The journey was long and challenging, but she had nothing but praise for Eda and Wu.

“They truly believed in it and wanted to push it through,” Krishnamurthy said, adding, “At some point it moves beyond research.”

In addition to the collaboration of the two researchers and their work with UTRF, the success story also benefitted from another partner. In this case, it was Ken Woody, President of Innova Memphis, a life science venture fund, who knew Meridian and made that connection.

The introduction proved very valuable, but it was just the beginning of what can be characterized as “more and more data requirements.”

She said Meridian wanted UT to answer a simple, but fundamental question: “Are we at least as good as the current test?” This resulted in a blind study for UT to conduct the test on Meridian samples.  Funding for these tests was provided jointly by Meridian and the Office of the Executive Vice President at UT.

The results of that late 2013 work were excellent, so Meridian executives visited earlier this year.

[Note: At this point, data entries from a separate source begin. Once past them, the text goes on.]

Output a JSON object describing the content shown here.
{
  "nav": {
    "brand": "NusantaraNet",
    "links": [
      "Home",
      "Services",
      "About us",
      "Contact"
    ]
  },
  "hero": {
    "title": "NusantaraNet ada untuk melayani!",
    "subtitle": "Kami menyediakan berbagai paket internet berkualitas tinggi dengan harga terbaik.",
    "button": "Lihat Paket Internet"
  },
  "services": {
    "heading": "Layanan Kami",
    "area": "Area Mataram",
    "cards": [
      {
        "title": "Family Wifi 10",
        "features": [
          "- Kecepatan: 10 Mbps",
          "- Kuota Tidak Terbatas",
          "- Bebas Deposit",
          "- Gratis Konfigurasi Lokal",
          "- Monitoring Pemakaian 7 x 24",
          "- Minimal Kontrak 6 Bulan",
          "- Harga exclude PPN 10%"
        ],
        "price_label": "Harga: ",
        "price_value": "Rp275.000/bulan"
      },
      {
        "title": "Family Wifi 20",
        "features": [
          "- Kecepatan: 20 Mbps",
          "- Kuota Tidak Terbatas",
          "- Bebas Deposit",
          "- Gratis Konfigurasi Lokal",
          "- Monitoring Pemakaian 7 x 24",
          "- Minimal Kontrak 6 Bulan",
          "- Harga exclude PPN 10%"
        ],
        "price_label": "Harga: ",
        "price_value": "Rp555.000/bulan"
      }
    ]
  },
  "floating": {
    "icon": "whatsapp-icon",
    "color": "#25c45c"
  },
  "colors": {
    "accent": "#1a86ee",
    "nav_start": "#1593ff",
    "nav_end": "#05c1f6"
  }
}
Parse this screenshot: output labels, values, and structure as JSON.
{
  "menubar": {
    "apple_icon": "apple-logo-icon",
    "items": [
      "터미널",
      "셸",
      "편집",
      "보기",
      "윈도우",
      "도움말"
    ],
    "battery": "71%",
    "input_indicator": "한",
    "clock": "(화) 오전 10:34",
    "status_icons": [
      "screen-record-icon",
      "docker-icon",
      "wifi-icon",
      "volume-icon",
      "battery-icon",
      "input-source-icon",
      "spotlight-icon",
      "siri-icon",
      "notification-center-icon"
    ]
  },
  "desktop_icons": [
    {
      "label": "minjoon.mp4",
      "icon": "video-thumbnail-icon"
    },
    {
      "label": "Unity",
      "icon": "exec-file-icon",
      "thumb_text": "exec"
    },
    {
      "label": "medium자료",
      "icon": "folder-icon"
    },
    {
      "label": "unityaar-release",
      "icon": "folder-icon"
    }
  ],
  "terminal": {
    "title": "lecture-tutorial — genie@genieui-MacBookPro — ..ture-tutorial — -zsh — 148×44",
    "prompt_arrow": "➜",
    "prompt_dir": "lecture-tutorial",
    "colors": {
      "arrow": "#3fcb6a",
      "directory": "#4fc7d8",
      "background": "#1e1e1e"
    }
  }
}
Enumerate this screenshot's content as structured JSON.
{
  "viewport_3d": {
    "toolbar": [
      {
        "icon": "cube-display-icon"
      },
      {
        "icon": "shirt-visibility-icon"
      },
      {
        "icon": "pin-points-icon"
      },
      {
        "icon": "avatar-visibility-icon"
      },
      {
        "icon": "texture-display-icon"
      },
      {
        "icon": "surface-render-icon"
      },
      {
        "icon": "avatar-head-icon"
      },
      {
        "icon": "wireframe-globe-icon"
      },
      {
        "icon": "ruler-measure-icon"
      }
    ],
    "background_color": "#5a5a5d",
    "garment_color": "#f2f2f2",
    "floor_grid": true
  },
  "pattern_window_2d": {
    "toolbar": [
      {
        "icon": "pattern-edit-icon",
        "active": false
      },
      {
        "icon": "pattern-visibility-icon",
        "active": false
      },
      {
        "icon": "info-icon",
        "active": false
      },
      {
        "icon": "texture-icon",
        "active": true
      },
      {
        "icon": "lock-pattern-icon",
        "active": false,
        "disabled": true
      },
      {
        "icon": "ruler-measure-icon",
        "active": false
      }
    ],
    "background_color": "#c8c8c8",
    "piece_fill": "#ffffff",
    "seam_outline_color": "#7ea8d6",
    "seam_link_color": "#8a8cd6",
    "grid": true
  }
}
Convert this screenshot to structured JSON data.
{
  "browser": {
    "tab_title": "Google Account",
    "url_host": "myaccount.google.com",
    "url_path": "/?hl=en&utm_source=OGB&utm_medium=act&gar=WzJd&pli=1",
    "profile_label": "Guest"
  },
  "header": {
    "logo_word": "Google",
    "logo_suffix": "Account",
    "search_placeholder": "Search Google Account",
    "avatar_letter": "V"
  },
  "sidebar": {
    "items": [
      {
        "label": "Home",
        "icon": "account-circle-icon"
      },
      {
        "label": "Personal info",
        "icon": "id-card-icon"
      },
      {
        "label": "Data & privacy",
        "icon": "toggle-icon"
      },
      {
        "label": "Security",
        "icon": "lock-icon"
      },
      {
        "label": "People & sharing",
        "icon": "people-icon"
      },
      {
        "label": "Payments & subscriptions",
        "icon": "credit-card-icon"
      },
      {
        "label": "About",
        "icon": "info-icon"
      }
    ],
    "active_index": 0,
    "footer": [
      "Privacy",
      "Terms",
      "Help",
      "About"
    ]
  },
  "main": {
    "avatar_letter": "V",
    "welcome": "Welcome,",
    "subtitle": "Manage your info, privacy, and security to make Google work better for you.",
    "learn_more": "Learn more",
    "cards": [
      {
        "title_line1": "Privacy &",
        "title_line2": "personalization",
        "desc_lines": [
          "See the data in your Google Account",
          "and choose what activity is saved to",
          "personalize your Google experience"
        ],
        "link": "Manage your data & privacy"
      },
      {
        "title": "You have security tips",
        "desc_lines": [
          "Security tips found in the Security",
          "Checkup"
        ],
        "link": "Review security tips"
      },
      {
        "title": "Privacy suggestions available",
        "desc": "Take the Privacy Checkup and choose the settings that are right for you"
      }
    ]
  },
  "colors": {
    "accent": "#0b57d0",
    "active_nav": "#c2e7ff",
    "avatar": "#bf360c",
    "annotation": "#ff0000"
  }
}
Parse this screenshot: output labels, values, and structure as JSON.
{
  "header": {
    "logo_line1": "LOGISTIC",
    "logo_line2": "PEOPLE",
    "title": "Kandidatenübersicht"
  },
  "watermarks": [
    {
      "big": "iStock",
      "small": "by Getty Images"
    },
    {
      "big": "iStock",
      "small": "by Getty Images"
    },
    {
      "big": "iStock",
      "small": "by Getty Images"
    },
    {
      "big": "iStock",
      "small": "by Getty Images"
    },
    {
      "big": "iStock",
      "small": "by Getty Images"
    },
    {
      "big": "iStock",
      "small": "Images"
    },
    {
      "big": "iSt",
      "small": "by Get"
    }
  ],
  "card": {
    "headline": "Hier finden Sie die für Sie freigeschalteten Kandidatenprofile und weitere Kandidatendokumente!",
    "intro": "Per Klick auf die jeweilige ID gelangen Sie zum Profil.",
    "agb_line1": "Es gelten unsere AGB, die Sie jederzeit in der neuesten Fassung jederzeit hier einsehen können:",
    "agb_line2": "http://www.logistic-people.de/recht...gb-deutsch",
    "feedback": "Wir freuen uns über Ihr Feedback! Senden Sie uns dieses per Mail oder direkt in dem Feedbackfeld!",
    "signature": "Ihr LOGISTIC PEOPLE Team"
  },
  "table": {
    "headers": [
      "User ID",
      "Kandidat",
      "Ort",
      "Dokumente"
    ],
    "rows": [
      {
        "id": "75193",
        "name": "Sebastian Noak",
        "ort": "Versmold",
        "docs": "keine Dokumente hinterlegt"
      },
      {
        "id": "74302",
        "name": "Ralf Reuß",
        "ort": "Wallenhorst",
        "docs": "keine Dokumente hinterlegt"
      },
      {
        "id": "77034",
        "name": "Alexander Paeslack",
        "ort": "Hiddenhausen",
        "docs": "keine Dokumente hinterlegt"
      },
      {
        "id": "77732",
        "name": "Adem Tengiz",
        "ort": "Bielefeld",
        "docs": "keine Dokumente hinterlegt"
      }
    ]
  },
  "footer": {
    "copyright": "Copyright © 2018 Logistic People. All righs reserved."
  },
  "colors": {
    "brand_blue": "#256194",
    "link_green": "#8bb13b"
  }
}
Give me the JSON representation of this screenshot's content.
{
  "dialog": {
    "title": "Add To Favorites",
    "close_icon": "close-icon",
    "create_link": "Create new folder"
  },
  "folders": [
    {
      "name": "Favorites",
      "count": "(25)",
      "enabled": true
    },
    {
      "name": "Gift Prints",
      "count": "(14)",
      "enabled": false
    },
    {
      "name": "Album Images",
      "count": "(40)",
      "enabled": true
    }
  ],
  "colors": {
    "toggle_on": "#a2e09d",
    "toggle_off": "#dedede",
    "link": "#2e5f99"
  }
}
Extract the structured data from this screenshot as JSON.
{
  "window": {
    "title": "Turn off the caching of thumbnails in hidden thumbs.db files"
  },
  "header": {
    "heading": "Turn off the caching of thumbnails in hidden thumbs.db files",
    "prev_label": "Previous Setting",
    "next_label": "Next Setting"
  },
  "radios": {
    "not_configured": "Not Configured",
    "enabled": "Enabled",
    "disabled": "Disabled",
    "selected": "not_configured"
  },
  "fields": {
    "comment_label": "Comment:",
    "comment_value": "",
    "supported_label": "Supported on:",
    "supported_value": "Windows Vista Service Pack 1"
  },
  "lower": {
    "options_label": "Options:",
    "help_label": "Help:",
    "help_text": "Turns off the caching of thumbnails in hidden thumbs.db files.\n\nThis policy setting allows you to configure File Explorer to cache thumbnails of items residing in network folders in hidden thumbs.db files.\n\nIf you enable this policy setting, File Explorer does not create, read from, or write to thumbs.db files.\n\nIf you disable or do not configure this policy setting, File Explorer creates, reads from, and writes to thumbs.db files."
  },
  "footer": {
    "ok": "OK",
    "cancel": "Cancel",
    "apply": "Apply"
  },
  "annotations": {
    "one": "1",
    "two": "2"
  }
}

Those meetings were positive, but more tests were needed.

Krishnamurthy describes Meridian’s expectations as logical but challenging: “Can you push the boundaries?” More and more tests followed.

“If it is not documented, it’s not done,” she says in describing the rigorous protocols that were required.

As UTRF looks back on the three-year undertaking, Krishnamurthy says we have gained considerable insights that will benefit UTRF in the future.

“What sounded like an obvious need from an academic perspective is not always a first point of entry for industry,” she says in describing the process of identifying potential licensees.

Understanding the needs of the possible licensee and working quickly are also important. “Are you responsive enough” is the way she describes this insight.

So, three years after UTRF started trying to license the technology and a decade after research started at UT, Meridian Bioscience is now working to take the in low cost, point-of-care disease detection device to market. That’s still a few years off.